Mas seus defensores dizem que os retratos são injustos e que ele trabalhou nos bastidores para ajudar os judeus. O reverendo Peter Gumpel, um oficial do Vaticano que defendeu a santificação de Pio XII e explorou partes da documentação do Vaticano sobre o pontífice, disse que as ações de Pio XII para ajudar os judeus podem ter sido deixadas de fora dos livros.

Organizações judaicas aplaudiram o anúncio de Francisco, e o rabino David Rosen, diretor de assuntos inter-religiosos do Comitê Judaico Americano, disse que a iniciativa de abrir os arquivos era “extremamente importante para as relações católico-judaicas”.

Neutralidade

Durante a guerra, o Vaticano adotou uma rígida política de neutralidade e não denunciou o nazismo.

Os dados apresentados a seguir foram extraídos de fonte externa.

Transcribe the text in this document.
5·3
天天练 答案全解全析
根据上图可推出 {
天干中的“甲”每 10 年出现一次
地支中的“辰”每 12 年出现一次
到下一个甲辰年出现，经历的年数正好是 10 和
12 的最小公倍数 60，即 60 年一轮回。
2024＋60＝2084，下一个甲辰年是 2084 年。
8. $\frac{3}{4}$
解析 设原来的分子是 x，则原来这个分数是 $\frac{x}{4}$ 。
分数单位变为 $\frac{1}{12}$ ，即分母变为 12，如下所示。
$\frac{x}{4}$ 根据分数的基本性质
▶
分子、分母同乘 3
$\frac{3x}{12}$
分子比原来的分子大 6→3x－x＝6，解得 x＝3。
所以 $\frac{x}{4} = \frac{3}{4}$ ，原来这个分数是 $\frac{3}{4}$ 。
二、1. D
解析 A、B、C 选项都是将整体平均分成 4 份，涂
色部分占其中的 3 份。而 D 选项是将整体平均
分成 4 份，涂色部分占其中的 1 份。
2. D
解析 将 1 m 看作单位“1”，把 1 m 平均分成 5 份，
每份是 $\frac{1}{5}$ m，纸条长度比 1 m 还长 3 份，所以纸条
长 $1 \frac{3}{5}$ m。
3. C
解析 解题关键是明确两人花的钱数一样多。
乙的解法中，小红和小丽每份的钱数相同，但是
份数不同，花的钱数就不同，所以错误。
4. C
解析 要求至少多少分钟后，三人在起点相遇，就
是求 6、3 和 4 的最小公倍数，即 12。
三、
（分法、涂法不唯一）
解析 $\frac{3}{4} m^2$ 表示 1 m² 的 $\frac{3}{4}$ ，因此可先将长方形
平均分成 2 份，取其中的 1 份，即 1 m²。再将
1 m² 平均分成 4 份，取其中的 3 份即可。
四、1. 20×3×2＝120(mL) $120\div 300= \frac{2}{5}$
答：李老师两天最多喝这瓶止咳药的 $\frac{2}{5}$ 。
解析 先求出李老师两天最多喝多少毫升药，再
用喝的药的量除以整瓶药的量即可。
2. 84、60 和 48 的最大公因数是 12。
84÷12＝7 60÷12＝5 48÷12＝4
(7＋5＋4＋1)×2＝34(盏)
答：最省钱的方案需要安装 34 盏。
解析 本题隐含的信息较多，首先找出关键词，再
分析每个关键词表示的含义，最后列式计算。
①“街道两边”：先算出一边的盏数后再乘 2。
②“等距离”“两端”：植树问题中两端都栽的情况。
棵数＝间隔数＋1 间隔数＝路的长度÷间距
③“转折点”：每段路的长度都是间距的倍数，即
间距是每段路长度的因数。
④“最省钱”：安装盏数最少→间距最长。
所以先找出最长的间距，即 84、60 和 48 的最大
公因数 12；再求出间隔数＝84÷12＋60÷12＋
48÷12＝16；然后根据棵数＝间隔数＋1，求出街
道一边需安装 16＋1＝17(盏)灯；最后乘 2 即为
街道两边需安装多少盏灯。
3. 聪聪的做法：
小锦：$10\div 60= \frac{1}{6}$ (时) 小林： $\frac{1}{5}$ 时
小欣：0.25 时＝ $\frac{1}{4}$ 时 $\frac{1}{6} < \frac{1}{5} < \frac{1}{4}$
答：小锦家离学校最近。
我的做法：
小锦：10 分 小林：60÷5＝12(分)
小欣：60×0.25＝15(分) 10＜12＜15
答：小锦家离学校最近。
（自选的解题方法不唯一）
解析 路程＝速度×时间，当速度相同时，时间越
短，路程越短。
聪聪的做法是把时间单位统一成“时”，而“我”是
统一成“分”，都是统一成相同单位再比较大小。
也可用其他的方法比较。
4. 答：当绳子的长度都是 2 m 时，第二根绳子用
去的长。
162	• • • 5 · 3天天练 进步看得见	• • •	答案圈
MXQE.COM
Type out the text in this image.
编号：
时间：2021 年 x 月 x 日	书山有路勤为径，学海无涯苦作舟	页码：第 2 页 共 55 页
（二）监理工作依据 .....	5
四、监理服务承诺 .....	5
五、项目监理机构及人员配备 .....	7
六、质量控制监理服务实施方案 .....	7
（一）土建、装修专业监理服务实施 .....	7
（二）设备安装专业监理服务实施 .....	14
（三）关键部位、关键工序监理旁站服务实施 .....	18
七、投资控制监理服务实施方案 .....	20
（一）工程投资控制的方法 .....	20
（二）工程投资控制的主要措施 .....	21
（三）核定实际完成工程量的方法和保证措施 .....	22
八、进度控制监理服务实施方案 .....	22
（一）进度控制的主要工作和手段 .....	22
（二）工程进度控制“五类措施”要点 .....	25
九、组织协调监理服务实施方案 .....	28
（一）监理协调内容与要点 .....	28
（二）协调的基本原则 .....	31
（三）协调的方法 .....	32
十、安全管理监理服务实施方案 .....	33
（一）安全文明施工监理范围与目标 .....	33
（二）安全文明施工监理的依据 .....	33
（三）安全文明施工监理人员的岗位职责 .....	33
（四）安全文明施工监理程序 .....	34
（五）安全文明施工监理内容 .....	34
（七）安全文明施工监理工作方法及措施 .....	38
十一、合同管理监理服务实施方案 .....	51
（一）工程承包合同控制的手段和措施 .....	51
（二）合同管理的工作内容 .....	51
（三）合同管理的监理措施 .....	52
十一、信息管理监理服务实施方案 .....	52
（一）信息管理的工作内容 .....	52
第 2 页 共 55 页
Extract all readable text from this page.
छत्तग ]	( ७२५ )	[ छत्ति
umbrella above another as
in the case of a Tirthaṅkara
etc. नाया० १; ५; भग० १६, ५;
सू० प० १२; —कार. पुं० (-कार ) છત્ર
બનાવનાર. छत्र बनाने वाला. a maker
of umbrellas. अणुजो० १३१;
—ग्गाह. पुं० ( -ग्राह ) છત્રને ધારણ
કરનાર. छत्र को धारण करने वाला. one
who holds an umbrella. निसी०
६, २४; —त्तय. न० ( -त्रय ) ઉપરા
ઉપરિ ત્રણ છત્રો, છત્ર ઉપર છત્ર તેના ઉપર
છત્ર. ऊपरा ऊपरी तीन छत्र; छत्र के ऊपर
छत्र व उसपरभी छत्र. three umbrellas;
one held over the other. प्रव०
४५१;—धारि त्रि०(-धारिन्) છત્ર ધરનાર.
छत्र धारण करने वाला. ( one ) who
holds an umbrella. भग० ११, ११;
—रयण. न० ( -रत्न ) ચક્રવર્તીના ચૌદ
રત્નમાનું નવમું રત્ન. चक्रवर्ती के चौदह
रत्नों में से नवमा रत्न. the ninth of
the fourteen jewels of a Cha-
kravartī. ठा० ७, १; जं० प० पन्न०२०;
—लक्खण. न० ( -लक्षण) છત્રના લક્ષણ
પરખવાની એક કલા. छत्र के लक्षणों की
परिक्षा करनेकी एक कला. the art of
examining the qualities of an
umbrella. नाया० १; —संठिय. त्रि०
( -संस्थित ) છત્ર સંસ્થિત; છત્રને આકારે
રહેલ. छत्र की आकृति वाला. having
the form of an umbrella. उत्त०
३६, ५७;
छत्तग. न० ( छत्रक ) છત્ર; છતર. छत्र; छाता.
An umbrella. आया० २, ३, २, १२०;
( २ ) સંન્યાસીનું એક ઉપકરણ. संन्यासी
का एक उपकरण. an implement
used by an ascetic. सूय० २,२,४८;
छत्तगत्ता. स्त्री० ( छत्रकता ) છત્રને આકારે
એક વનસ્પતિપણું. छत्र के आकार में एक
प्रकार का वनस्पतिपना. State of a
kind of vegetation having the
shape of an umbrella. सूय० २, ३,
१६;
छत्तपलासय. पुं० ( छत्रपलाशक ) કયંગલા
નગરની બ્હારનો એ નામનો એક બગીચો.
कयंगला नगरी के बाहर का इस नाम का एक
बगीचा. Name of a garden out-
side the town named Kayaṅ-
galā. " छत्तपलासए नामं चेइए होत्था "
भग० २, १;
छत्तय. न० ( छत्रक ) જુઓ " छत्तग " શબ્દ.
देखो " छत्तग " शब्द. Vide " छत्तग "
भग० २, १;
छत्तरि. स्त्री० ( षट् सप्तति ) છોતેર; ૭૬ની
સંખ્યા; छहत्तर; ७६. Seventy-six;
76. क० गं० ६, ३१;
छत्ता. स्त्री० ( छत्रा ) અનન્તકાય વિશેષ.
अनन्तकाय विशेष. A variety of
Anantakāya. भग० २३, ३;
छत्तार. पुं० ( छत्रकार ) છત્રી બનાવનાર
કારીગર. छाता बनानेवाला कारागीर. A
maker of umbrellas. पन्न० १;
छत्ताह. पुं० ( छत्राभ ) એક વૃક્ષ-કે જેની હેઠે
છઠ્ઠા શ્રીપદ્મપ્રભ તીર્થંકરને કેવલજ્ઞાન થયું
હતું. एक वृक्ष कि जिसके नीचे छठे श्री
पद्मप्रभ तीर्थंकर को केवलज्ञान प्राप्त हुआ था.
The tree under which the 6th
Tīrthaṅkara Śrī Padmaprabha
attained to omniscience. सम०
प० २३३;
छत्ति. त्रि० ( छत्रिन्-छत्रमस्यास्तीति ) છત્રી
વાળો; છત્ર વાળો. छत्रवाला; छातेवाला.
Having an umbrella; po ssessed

Pio XII foi declarado “venerável” em 2009, parte do processo de santificação. Mas ele não avançou para a canonização. Três dos quatro papas que o sucederam já foram santificados, incluindo Paulo VI no ano passado.

O cardeal Angelo Becciu, chefe do escritório do Vaticano que examina os casos de possível santidade, disse em uma entrevista na segunda-feira que a abertura do arquivo não é um pré-requisito para que a santidade de Pio XII avance. Mas ele disse que fatos históricos podem ditar “se é apropriado ou não fazer uma canonização”.

“Ele foi acusado de manter silêncio – de não ter falado o suficiente contra o massacre dos judeus”, disse Becciu. “Então, esperamos que tudo isso ajude a revelar a verdade e a justiça de seus comportamentos”.

Em suas observações na segunda-feira, Francisco disse que os arquivistas trabalham há 13 anos para preparar os documentos, com base nos desejos do Papa Bento XVI.

Francisco disse que “a igreja não tem medo da história”, mas também observou que as ações de Pio XII foram vistas com “algum viés ou exagero”.

Em um artigo publicado no jornal do Vaticano, o bispo Sergio Pagano, chefe do Arquivo Secreto do Vaticano, escreveu que os documentos disponibilizados atestarão “uma obra quase sobre-humana de ‘humanismo’ cristão que estava ativo na desordem tempestuosa desses eventos, que em meados do século XX pareciam determinados a aniquilar a própria noção de civilização humana”.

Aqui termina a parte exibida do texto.